A publisher sends to a scope; every subscriber to that scope with a matching selector receives the message. Cross-region delivery on global.event rides the same broker federation bridges as the control plane (demand-forwarded).

Under tenant namespacing these topics are qualified per tenant — T.<tenant>.{agent,region,global}.event — so a tenant's streams are isolated at every broker while same-tenant cross-region flow still works.

Using it (from a plugin)

DataPlaneService dp = controllerEngine.getDataPlaneService();

// subscribe
String id = dp.addMessageListener(TopicType.GLOBAL, (Message m) -> {
    String body = ((TextMessage) m).getText();
    // ...
}, "myselector = 'value'");

// publish
dp.sendMessage(TopicType.GLOBAL, dp.createTextMessage("payload"));

Selectors are JMS message selectors, letting subscribers filter by message properties without the broker delivering everything.

Cresco uses this same pub/sub channel for its own control signalling where a push fits better than an RPC pull.

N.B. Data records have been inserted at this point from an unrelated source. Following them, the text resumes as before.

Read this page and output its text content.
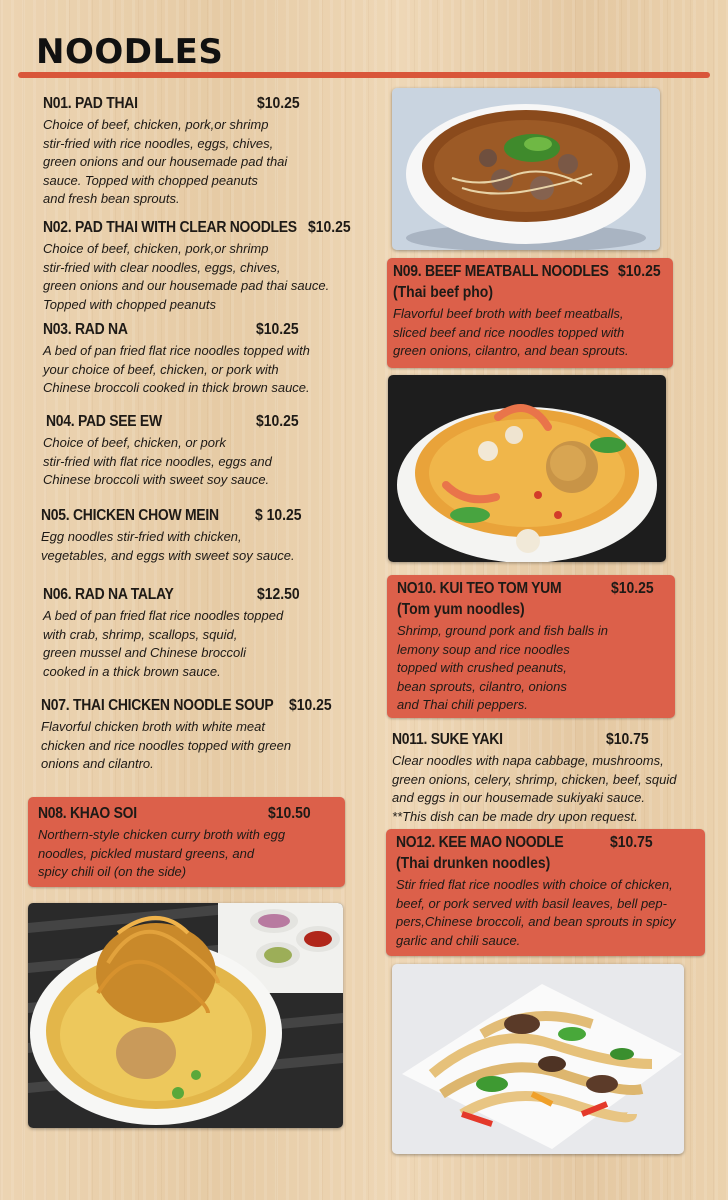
NOODLES
N01. PAD THAI	$10.25
Choice of beef, chicken, pork,or shrimp
stir-fried with rice noodles, eggs, chives,
green onions and our housemade pad thai
sauce. Topped with chopped peanuts
and fresh bean sprouts.
N02. PAD THAI WITH CLEAR NOODLES $10.25
Choice of beef, chicken, pork,or shrimp
stir-fried with clear noodles, eggs, chives,
green onions and our housemade pad thai sauce.
Topped with chopped peanuts
N03. RAD NA	$10.25
A bed of pan fried flat rice noodles topped with
your choice of beef, chicken, or pork with
Chinese broccoli cooked in thick brown sauce.
N04. PAD SEE EW	$10.25
Choice of beef, chicken, or pork
stir-fried with flat rice noodles, eggs and
Chinese broccoli with sweet soy sauce.
N05. CHICKEN CHOW MEIN $ 10.25
Egg noodles stir-fried with chicken,
vegetables, and eggs with sweet soy sauce.
N06. RAD NA TALAY	$12.50
A bed of pan fried flat rice noodles topped
with crab, shrimp, scallops, squid,
green mussel and Chinese broccoli
cooked in a thick brown sauce.
N07. THAI CHICKEN NOODLE SOUP $10.25
Flavorful chicken broth with white meat
chicken and rice noodles topped with green
onions and cilantro.
N08. KHAO SOI	$10.50
Northern-style chicken curry broth with egg
noodles, pickled mustard greens, and
spicy chili oil (on the side)
N09. BEEF MEATBALL NOODLES $10.25
(Thai beef pho)
Flavorful beef broth with beef meatballs,
sliced beef and rice noodles topped with
green onions, cilantro, and bean sprouts.
NO10. KUI TEO TOM YUM	$10.25
(Tom yum noodles)
Shrimp, ground pork and fish balls in
lemony soup and rice noodles
topped with crushed peanuts,
bean sprouts, cilantro, onions
and Thai chili peppers.
N011. SUKE YAKI	$10.75
Clear noodles with napa cabbage, mushrooms,
green onions, celery, shrimp, chicken, beef, squid
and eggs in our housemade sukiyaki sauce.
**This dish can be made dry upon request.
NO12. KEE MAO NOODLE	$10.75
(Thai drunken noodles)
Stir fried flat rice noodles with choice of chicken,
beef, or pork served with basil leaves, bell pep-
pers,Chinese broccoli, and bean sprouts in spicy
garlic and chili sauce.
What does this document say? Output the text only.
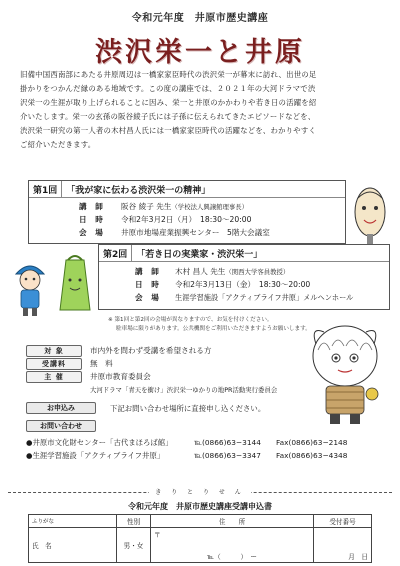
令和元年度　井原市歴史講座
渋沢栄一と井原

旧備中国西南部にあたる井原周辺は一橋家家臣時代の渋沢栄一が幕末に訪れ、出世の足

掛かりをつかんだ縁のある地域です。この度の講座では、２０２１年の大河ドラマで渋

沢栄一の生涯が取り上げられることに因み、栄一と井原のかかわりや若き日の活躍を紹

介いたします。栄一の玄孫の阪谷綾子氏には子孫に伝えられてきたエピソードなどを、

渋沢栄一研究の第一人者の木村昌人氏には一橋家家臣時代の活躍などを、わかりやすく

ご紹介いただきます。

第1回	「我が家に伝わる渋沢栄一の精神」
講 師	阪谷 綾子 先生 （学校法人興譲館理事長）
日 時	令和2年3月2日（月）　18:30～20:00
会 場	井原市地場産業振興センター　5階大会議室
第2回	「若き日の実業家・渋沢栄一」
講 師	木村 昌人 先生 （関西大学客員教授）
日 時	令和2年3月13日（金）　18:30～20:00
会 場	生涯学習施設「アクティブライフ井原」メルヘンホール
※ 第1回と第2回の会場が異なりますので、お気を付けください。
駐車場に限りがあります。公共機関をご利用いただきますようお願いします。
対 象	市内外を問わず受講を希望される方
受講料	無　料
主 催	井原市教育委員会
大河ドラマ「青天を衝け」渋沢栄一ゆかりの地PR活動実行委員会
お申込み	下記お問い合わせ場所に直接申し込ください。
お問い合わせ
●井原市文化財センター「古代まほろば館」	℡(0866)63−3144	Fax(0866)63−2148
●生涯学習施設「アクティブライフ井原」	℡(0866)63−3347	Fax(0866)63−4348
き り と り せ ん
令和元年度　井原市歴史講座受講申込書
ふりがな	性別	住　　所	受付番号
氏　名	男・女	〒
℡（　　　）　ー	月　日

Cost-aware routing rides the GLOBAL topic: each controller's RouteAdvertiser publishes its link-state (per-neighbour smoothed RTT, cost, connector count, and dialable addresses) with the message property cresco_msg_type = 'route_lsa', and every controller subscribes with that JMS selector to assemble a mesh-wide RouteView.

These advertisements are deliberately cheap: NON_PERSISTENT, lowest JMS priority, and a short time-to-live (a few advertise intervals), so they never queue, never compete with application data, and a dropped one is simply refreshed on the next tick. This is the canonical example of the design rule — metrics are pushed as they change (scales); routing state is never pulled per-decision (does not scale) — RPC is reserved for configuration, queries, and one-time reconciliation.

Streaming to external clients

The wsapi plugin bridges the data plane to external clients over WebSockets: a client opens a data-plane stream and receives topic messages as text or binary frames. This powers dashboards and remote consumers.

Sharding (throughput)

For very high throughput a topic type can be sharded into N shard-topics (global.event.0..N-1) via dataplane_shards, so ActiveMQ's per-destination demand-forwarding spreads cross-node traffic across parallel bridge connectors. With dataplane_parallel_connections, each shard rides its own dedicated broker connection (parallel sockets) rather than multiplexing over one pooled session. Defaults keep the original single-topic behavior. See the Configuration reference.

File transfer

Large payloads (files) are chunked and streamed as a sequence of BytesMessage parts through the broker, reassembled and MD5-validated by the receiver. This is the BULK QoS tier — persistent but lowest priority, so it never delays the control plane.

Complex event processing

DataPlaneServiceImpl embeds a lightweight CEP engine (CEPEngine) that can run windowed/aggregating queries over a stream (e.g. time-batched averages), producing derived streams — useful for in-fabric telemetry roll-ups without an external stream processor.